The recent increases in cocoa prices–the thirty year high in July for example–mask what has been, in effect, a secular decline in cocoa prices adjusted for inflation. Author Thomas Lines finally put numbers to something I’ve known for some time. When observers speak of all time high cocoa prices, they simply compare current prices, that is, prices listed 30 years ago and today without taking into consideration inflation.
I have tried in the past to calculate the impact of inflation on cocoa prices but–not being an econometrics geek– did not know what measure of inflation to take. I tried the U.S. price deflator but figured that this was not really very accurate as it did not measure inflation experience in the developing world.
Thomas Lines has figures out a way to take inflation into consideration. He compared average prices for 22 commodities for 2005-2008 with the prices for 1978-80 and deflated the current prices using the index of developing countries’ export prices.

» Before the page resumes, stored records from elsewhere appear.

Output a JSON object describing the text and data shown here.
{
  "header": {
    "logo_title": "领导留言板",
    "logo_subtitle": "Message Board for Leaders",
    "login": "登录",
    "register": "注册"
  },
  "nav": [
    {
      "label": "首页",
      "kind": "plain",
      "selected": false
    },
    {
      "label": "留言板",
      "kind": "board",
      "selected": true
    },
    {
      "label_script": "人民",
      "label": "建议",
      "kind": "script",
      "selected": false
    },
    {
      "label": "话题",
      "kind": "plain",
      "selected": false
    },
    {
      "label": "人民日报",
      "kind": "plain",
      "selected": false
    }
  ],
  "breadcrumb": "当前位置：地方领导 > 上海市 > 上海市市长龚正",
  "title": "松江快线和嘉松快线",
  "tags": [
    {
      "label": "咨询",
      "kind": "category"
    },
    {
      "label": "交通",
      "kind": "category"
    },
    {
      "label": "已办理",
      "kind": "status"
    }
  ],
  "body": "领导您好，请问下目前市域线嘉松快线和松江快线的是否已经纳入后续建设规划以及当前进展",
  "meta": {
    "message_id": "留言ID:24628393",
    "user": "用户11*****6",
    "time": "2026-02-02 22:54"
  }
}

The picture varied quite a bit across the spectrum of commodities. Oil and some metals increased over that time period but most food commodities declined. The real prices for coffee, cocoa and sugar have declined by more than half. Coffee came in at 37 percent of its 1978-80 value, cocoa at 35% percent and sugar at 44 percent.
In the meantime, the prices for fertilizers and pesticides have increased dramatically. Phosphates, for example have increased a real 46 percent. So while chocolate makers lament the high prices and pass on increases to consumers, the picture for cocoa farmers is radically different. Farmers receive only 37 percent of the value their fathers received 30 years ago buy pay 46 percent more for inputs. No wonder that young people are not thinking of cocoa farming as a desirable career.
A personal note: I’m writing this from the Newcastle, UK, airport lounge waiting for my connecting flight. For the next couple of weeks, I’ll be in Germany and the UK.